'Strategic Clarity' Is Just As Crazy As Ever
Making an explicit security commitment to Taiwan would not deter a Chinese attack. It would practically guarantee one.
Max Boot shows up late to the debate over Taiwan and repeats many of the same bad arguments that hawks were making almost a year ago:
President Biden should declare that, though we will not support a Taiwanese declaration of independence from China, we will defend the island if it is attacked. Japan, too, needs to be more explicit in its commitment to Taiwan’s defense.
The case for “strategic clarity” was not persuasive the first time, and it has not improved with repetition. Making an explicit security commitment to Taiwan would not deter a Chinese attack. It would practically guarantee one. Pledging to defend Taiwan would dramatically change the status quo that has kept the peace for more than forty years, and the Chinese government would likely feel compelled to respond to that pledge by putting it to the test. Advocates of “strategic clarity” would have the president make a major security commitment on his own, and that commitment would supposedly oblige the United States to go to war against a nuclear-armed state for the sake of a country that it isn’t treaty-bound to defend. Boot goes beyond that and urges Japan to make a similar commitment, which arguably makes even less sense than one from the U.S.
Strategic ambiguity has served the U.S. and Taiwan quite well for decades, and it would be foolhardy at best to make an ill-considered change to it now as a way of signaling resolve. In the end, a U.S. commitment to Taiwan, explicit or not, is hard to take seriously because Taiwan matters far more to China than it does to us. Making the commitment explicit ties our government’s hands and puts it in an awful position of having to honor the reckless commitment or back down. The U.S. wouldn’t be fighting for its vital interests in defending Taiwan, but Boot doesn’t even see fit to address this.
Boot cites alarmist claims from the military that a Chinese attack might soon be in the offing within the decade, but this ignores that the Pentagon has misunderstood Chinese statements about their military modernization and preparedness. It is not surprising that hawks rely on misinterpreting statements from other governments to justify more aggressive policies, but we should not let threat inflation and misunderstandings drive our policies in East Asia. Mike Mazarr and Pat Porter authored a study of the issue this spring that challenged this hawkish alarmism directly:
This Manichean view represents an incoherent mixture of alarmist pessimism about what is at stake with a striking overconfidence in the US ability to deter or win a conflict that would represent an existential challenge to the CCP.
Mazarr and Porter argue for what they call a “third way,” which is essentially a modified form of existing U.S. policy. They would have the U.S. focus on aiding Taiwan in defending itself, but not locking itself in with a security guarantee. They oppose an explicit guarantee to Taiwan because they correctly judge that Taiwan is not as strategically important as many hawks like to claim. Put simply, “it is not so important that the United States should rule out any option other than going to war.”
The near-term threat from China has also been overstated. Kathrin Hille put it succinctly in her article in The Financial Times earlier this year:
To start a war — which would likely draw in the US and its allies — Chinese leader Xi Jinping would have to be either pushed into a corner or know beyond doubt that there was no risk of losing that war, analysts say.
Declaring that the U.S. will definitely fight to defend Taiwan puts Xi in that corner and forces the issue when it isn’t necessary. Biden seems unwilling to do that, and administration officials have expressed their objections to “strategic clarity” in similar terms:
"I believe that there are some significant downsides to the kind of what is called strategic clarity that you lay out," Campbell added, when asked about calls from some prominent U.S. academics and others for Washington to give Taiwan a more explicit security guarantee.
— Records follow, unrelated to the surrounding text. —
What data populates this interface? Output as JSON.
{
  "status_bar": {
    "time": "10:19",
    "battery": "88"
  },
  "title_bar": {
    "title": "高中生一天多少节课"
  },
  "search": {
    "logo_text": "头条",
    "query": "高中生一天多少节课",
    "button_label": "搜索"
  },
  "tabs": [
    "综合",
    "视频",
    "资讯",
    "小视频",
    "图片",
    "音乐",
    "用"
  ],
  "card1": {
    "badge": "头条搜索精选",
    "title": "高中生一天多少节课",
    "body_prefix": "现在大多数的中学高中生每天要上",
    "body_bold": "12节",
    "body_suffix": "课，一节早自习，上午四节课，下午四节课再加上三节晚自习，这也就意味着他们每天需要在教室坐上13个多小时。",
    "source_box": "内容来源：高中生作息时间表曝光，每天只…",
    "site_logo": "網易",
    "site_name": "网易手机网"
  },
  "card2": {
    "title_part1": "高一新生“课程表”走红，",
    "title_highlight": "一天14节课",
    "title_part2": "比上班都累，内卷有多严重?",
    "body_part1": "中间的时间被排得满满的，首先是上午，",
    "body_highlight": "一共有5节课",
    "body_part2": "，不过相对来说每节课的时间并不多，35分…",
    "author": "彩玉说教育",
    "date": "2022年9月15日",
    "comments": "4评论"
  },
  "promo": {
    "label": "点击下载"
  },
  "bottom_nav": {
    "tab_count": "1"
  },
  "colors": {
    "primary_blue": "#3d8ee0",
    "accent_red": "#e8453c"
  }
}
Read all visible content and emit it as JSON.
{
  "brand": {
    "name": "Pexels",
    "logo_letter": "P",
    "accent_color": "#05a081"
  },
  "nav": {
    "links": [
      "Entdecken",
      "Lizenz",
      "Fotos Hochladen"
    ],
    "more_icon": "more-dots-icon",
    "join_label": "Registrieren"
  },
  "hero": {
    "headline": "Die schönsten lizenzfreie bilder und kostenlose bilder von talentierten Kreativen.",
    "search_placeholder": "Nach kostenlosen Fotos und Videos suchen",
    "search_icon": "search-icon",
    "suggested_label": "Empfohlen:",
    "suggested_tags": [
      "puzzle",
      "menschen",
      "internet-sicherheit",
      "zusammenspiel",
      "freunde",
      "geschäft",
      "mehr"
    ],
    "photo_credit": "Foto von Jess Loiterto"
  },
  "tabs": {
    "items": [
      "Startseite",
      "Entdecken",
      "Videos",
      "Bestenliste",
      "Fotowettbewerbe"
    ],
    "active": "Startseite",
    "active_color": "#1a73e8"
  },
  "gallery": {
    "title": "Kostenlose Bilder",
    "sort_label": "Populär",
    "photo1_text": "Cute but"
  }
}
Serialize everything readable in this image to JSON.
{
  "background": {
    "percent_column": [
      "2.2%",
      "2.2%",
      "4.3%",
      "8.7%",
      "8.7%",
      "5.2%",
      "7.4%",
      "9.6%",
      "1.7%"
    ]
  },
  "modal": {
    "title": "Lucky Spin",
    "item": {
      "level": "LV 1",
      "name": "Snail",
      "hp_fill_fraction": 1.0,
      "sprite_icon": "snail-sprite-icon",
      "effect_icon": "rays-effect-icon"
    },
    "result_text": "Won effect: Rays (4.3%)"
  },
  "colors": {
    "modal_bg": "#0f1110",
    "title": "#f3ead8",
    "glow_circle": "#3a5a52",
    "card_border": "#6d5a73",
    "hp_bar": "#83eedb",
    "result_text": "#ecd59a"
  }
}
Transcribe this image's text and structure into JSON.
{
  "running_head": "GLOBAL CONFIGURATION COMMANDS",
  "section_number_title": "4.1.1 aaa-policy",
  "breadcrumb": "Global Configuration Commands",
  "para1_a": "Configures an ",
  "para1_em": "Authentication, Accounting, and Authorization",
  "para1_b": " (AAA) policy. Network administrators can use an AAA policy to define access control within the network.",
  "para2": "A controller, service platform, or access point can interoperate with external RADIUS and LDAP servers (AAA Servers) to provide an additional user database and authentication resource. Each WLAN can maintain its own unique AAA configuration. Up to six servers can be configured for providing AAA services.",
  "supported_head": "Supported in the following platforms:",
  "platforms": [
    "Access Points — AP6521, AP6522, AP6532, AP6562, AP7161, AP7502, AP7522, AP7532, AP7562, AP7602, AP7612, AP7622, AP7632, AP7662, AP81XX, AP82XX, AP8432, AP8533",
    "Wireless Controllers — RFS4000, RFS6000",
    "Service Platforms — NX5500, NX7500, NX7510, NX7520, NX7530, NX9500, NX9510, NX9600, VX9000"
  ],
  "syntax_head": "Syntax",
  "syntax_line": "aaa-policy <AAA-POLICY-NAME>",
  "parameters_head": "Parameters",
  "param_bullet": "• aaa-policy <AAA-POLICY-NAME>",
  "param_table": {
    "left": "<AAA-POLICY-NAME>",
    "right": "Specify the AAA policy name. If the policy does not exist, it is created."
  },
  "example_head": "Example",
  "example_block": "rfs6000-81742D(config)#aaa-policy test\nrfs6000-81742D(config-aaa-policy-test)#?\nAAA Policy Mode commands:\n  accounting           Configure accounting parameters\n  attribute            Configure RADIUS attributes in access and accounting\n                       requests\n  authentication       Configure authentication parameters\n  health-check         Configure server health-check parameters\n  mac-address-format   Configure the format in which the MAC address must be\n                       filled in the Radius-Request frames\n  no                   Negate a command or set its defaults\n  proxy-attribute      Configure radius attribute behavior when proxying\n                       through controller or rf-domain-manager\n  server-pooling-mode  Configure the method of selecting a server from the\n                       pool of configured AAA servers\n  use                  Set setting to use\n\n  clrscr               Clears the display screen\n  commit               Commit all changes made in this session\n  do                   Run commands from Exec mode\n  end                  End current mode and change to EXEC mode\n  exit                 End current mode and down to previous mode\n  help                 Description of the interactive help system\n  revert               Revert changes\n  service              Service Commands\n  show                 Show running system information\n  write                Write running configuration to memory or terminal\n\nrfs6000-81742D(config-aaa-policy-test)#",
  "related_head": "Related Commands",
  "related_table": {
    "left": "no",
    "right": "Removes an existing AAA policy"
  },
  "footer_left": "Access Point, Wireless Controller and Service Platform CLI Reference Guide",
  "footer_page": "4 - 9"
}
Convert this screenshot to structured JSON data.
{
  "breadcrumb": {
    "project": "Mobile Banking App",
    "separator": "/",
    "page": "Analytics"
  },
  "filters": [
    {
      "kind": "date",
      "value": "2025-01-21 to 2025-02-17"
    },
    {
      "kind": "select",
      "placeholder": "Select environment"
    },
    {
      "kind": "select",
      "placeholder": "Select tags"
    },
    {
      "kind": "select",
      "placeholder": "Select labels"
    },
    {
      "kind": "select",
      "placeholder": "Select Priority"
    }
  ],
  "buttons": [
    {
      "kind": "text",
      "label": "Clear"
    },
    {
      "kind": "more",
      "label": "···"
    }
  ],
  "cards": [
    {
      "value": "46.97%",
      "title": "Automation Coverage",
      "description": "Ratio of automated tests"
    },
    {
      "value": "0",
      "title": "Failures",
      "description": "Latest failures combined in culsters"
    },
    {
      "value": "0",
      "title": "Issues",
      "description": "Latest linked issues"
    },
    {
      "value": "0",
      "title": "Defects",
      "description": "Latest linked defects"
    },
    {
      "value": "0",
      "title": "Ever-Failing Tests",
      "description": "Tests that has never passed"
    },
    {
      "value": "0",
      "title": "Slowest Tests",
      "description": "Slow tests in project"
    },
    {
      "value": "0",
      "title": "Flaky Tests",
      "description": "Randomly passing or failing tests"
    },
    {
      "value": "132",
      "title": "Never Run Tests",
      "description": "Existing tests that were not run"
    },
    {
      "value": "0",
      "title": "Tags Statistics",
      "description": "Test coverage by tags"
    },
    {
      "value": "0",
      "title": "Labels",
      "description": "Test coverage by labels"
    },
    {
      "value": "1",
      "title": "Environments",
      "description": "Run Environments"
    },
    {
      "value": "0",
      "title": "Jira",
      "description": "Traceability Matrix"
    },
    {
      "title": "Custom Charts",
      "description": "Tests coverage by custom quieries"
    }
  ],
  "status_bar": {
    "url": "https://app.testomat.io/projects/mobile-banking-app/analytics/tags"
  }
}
One of those “significant downsides” would be that it increases the likelihood of an unnecessary and potentially disastrous war. Boot wrongly assumes that uncertainty about U.S. intentions makes war more likely, but in this case it is that uncertainty that has helped maintain peace and stability. “Strategic clarity” would amount to poking China in the eye over an issue that its government cares about deeply, and the consequences of that would most likely be calamitous.
If Max Boot wants a war so badly, he should get his helmet and parachute and go himself.
The status quo benefits all parties involved. Strategic ambiguity allows (1) China to keep the issue out of the public eye and save face, (2) Taiwan to remain a de facto independent state, and (3) the US to avoid having to potentially fight a war with China over Taiwan in order to (circularly) prove that it was serious about fighting a war over Taiwan. All three of these independently desirable benefits would be destroyed if the United States gave Taiwan an explicit security guarantee.
So why would anyone want to revise the strategic ambiguity policy? Because there is one group that do not get what they want out of it: hardcore China hawks. They want a confrontation and possibly a war with China, and the surest way to get one is by revising the strategic ambiguity policy on Taiwan. Taiwanese democracy is not their goal, war with China is their goal.